Friday, March 03, 2006

Friday Odds and Ends

Herewith a posting with no central theme but which pretty closely resembles my ramblings around the Web this week.

* VP of the Technology Development group at Yahoo!, Bradley Horowitz, has started a blog. It's always interesting to read blogs written by senior people at companies, particularly well-known ones, and most especially interesting when that company has a major role in Libraryland. His first few posts have been most interesting. For example..."In a previous post, I mentioned our efforts around lowering barriers to entry for participation, i.e. empowering consumers with tools that transform them into creators. Tagging is perhaps the simplest and most direct example of how lowering a barrier to entry can drive and spur participation."

* No DRM on ebooks? The poster , John Scalzi, is a sci-fi author published by Tor Books. "No DRM? Really? Really really. Why? Allow me to quote Tor's Patrick Nielsen Hayden on this one:We've tested a lot of e-book waters, including various cockamamie schemes involving overpriced e-books laden with DRM.Oddly enough, a lot of those "books" didn't even sell enough copies to pay for their file-conversion costs. [snip] My information does not want to be free; it wants to pay my mortgage. But slapping DRM onto an e-book doesn't do a damn thing other than annoy people who buy the book online -- i.e., one's actual customers. The only possible way to make DRM work for e-books at all is to stop selling physical books, and even then it's doomed to failure. You can lock down the text, you can even lock down the computer (so, say, you can't take a screenshot of the page while the DRM-protected text is online). But you can't lock down people's eyeballs."

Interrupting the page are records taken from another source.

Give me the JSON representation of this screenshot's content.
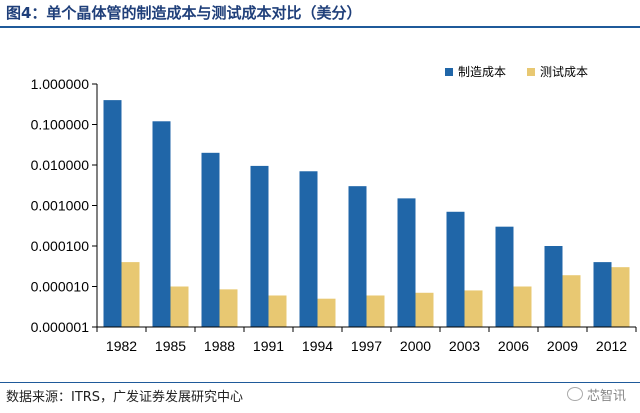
{
  "figure": {
    "title": "图4：单个晶体管的制造成本与测试成本对比（美分）",
    "source": "数据来源：ITRS，广发证券发展研究中心",
    "watermark": "芯智讯"
  },
  "chart_data": {
    "type": "bar",
    "title": "",
    "xlabel": "",
    "ylabel": "",
    "yscale": "log",
    "ylim": [
      1e-06,
      1
    ],
    "yticks": [
      1,
      0.1,
      0.01,
      0.001,
      0.0001,
      1e-05,
      1e-06
    ],
    "ytick_labels": [
      "1.000000",
      "0.100000",
      "0.010000",
      "0.001000",
      "0.000100",
      "0.000010",
      "0.000001"
    ],
    "categories": [
      "1982",
      "1985",
      "1988",
      "1991",
      "1994",
      "1997",
      "2000",
      "2003",
      "2006",
      "2009",
      "2012"
    ],
    "series": [
      {
        "name": "制造成本",
        "color": "#2066a8",
        "values": [
          0.4,
          0.12,
          0.02,
          0.0095,
          0.007,
          0.003,
          0.0015,
          0.0007,
          0.0003,
          0.0001,
          4e-05
        ]
      },
      {
        "name": "测试成本",
        "color": "#e8c872",
        "values": [
          4e-05,
          1e-05,
          8.5e-06,
          6e-06,
          5e-06,
          6e-06,
          7e-06,
          8e-06,
          1e-05,
          1.9e-05,
          3e-05
        ]
      }
    ],
    "legend": "top-right",
    "grid": false
  }
}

* An late 2005 article based on a conference presentation (pdf) very much related to our Perceptions report. "Gaining Mindshare and Timeshare: Marketing Public Libraries." It's housed in the E-LIS open archive.
Here's the abstract:
"This presentation is an examination of how the [Singapore] National Library Board had successfully gained market share by redefining its market space and remaking the image of libraries and librarians. Libraries were repositioned to gain mindshare and timeshare among Singaporeans, competing against the cinema, TV, video games and other leisure activities, becoming the Third Place after home and work for many."

* Online Publishers Association conference keynote, given by the CEO of Reuters, Tom Glocer. “If the user wants to be both author and editor, and technology is increasingly enabling this, what will be the role of the media company…?” He has three answers: Media companies will be a “seeder of clouds.” Live blogging from Jeff Jarvis at BuzzMachine. Rafat Ali at paidContent also covers: "Too much choices means not choosing at all...brands serve a filtering function. Choice means letting professionals do it, and sometimes the wisdom of crowds help us do it. If you lose the trust of your lose the audience." Rafat provides an audio link.
Definitely one of those items I suggest you read wearing your library lens.
UPDATE (3:45PM edt) Scott Karp at Publishing 2.0 has some carping to do about Mr. Glocer's speech. "Here’s what I think of this — Tom Glocer has fooled 2.0 advocates like Jeff Jarvis into thinking he’s drunk the Koolaid, but the truth is, he hasn’t. This is Media 1.1 at best, and it still represents a formlua for perpetuating the entrenchment of Old Media at the center."

And I'm off tomorrow to Nashville where I am on the Sunday program of the SirsiDynix Executive Conference (preceding their SuperConference). I'll be speaking about the data from the Perceptions report that pertains to respondents attending a postsecondary institution. Other speakers include Ernie Ingles, Jenny Levine, Pat Martin (who was one of our Symposium speakers at ALA MidWinter) Aaron Schmidt, Chris Sherman, Lee Rainie, and of course, Stephen Abram.